In this lecture we move on to see efficient algorithms for computing (approximately) solutions to convex optimization problems. We will assume throughout the lecture that the optimization objective is specified by a black-box gradient (first-order) oracle.

Gradient descent

First, let us consider unconstrained minimization of $f: \R^d \to \R$.

Here we assume that $f$ is convex, differentiable and $G$-Lipschitz.
We will also assume that $f$ is minimized at some point $x^* \in \R^d$.

Recall that the negative gradient $-\nabla f(x)$ gives the direction of steepest descent of $f$ at the point $x$. Thus, a very natural “greedy” approach for minimizing $f$ is via an iterative process:

<aside> ⚙ Algorithm: Gradient Descent (GD)

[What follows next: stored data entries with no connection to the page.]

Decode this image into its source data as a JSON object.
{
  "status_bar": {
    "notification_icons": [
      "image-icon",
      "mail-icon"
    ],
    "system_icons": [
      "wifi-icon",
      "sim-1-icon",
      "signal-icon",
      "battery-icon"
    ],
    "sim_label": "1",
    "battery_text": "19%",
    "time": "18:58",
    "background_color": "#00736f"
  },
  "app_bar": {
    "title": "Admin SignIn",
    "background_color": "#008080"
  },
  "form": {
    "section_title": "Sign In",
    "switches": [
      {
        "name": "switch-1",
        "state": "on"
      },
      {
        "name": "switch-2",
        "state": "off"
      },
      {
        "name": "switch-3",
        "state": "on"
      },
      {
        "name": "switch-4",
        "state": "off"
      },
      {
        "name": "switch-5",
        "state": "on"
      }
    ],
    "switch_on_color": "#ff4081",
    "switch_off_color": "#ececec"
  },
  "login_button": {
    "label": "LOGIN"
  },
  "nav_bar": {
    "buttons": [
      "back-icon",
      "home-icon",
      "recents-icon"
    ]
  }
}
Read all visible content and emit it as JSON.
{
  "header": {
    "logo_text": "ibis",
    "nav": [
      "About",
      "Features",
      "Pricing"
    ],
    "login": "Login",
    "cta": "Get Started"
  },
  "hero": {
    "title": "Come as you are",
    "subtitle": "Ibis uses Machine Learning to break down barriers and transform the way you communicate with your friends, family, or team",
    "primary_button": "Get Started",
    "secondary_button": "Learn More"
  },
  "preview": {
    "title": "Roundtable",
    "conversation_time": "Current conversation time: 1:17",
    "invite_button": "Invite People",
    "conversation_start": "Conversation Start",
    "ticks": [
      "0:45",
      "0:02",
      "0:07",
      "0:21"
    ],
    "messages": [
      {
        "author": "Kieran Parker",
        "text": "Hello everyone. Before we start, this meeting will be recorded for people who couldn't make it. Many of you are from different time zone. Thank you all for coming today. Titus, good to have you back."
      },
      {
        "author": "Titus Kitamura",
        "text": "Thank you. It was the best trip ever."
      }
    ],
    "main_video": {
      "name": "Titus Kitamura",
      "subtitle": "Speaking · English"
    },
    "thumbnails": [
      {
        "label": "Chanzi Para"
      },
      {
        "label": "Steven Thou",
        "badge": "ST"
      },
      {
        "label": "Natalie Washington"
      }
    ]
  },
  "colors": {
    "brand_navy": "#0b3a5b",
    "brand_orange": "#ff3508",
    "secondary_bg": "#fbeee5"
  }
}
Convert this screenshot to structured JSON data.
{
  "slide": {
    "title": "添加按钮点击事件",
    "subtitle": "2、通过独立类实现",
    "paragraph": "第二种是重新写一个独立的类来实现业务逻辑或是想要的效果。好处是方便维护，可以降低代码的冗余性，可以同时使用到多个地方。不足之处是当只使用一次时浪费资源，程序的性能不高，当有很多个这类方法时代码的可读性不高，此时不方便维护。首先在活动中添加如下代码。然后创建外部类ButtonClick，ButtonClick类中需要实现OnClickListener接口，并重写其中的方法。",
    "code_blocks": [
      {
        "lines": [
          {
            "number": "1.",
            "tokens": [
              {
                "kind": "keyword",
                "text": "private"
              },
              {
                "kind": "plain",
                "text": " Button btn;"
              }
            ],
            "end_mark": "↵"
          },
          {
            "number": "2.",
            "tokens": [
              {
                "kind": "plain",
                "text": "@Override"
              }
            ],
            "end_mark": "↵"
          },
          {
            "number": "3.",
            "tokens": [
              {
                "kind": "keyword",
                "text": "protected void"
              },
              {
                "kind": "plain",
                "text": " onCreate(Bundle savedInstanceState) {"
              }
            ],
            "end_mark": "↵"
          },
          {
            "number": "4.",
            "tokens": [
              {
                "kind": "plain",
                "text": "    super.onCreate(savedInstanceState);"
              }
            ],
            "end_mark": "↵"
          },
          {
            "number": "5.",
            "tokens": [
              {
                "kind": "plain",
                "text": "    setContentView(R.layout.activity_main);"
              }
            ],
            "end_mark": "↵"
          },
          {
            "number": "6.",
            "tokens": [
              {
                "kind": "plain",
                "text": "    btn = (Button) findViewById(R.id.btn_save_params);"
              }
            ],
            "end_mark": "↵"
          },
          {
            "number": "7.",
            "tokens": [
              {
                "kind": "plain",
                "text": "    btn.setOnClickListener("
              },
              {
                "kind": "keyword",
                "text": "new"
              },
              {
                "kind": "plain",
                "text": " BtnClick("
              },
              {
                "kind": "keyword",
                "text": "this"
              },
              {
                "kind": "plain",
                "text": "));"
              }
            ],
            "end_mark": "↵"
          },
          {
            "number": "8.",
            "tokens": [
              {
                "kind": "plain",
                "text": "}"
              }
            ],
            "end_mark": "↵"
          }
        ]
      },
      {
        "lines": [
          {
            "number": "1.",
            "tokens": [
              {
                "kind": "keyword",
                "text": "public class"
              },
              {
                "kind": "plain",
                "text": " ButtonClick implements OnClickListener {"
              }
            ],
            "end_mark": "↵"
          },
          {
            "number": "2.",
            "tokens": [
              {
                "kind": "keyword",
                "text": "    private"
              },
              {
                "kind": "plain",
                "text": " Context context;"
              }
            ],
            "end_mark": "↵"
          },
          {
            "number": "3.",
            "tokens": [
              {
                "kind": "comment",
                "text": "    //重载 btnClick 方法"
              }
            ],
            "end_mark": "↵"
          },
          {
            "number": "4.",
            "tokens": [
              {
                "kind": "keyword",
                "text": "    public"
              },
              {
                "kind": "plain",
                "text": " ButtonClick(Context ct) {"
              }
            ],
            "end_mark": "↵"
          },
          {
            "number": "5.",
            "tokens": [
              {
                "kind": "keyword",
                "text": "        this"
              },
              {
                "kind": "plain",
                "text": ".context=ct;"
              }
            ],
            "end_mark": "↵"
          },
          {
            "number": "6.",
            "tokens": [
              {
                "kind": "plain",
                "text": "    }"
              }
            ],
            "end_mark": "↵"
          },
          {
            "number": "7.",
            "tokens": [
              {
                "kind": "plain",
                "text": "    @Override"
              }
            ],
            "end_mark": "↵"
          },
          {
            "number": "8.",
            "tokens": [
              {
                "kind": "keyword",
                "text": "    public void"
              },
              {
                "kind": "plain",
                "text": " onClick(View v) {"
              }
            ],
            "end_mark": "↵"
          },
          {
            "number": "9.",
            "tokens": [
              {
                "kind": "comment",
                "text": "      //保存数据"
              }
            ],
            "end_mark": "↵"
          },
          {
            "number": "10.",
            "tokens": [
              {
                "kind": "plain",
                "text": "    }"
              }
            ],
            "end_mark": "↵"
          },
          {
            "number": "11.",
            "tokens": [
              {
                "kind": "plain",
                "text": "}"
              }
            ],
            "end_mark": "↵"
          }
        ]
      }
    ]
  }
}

Starting from $x_1 \in \R^d$ with step size $\eta>0$, do:

$$ %\begin{aligned} %g_t \quad&= \nabla f(x_t); %\\ x_{t+1} = x_t - \eta \nabla f(x_t) %\end{aligned} \qquad\qquad t=1,2,\ldots. $$

</aside>

Gradient descent dates back to Cauchy (circa 1840’s), but the analysis we will present here was only laid out in as late as the 1940’s. Here we will prove:

<aside> 💡 Theorem:
Assume that $\|x_1-x^*\| \leq D$ and set $\eta = D/(G\sqrt{T})$. Then for the average iterate of gradient descent, we have:

$$ f(\bar x_T) - f(x^*) \leq \frac{GD}{\sqrt{T}}, \qquad\text{for}\qquad

\bar x_T = \frac1T \sum_{t=1}^T x_t . $$

</aside>

The right hand-side of the bound is called the convergence rate of the algorithm: the rate at which the approximation quality improves as a function of the number of gradient calls $T$.
Put differently, given $\varepsilon>0$, gradient descent will require $T \geq G^2 D^2 / \varepsilon^2$ iterations to obtain $\varepsilon$-approximation to $f(x^*)$.
Note that the convergence rate of gradient descent is independent of the dimension $d$! Convexity is at play here - recall that this was not possible with only Lipschitz assumptions.
The same bound also holds for an algorithm that returns the “best” iterate $\bar x_T = \argmin_{1 \leq t \leq T} f(x_t)$ instead of the average. However, this requires computing function values at $x_1,\ldots,x_T$, which is not always possible or efficient.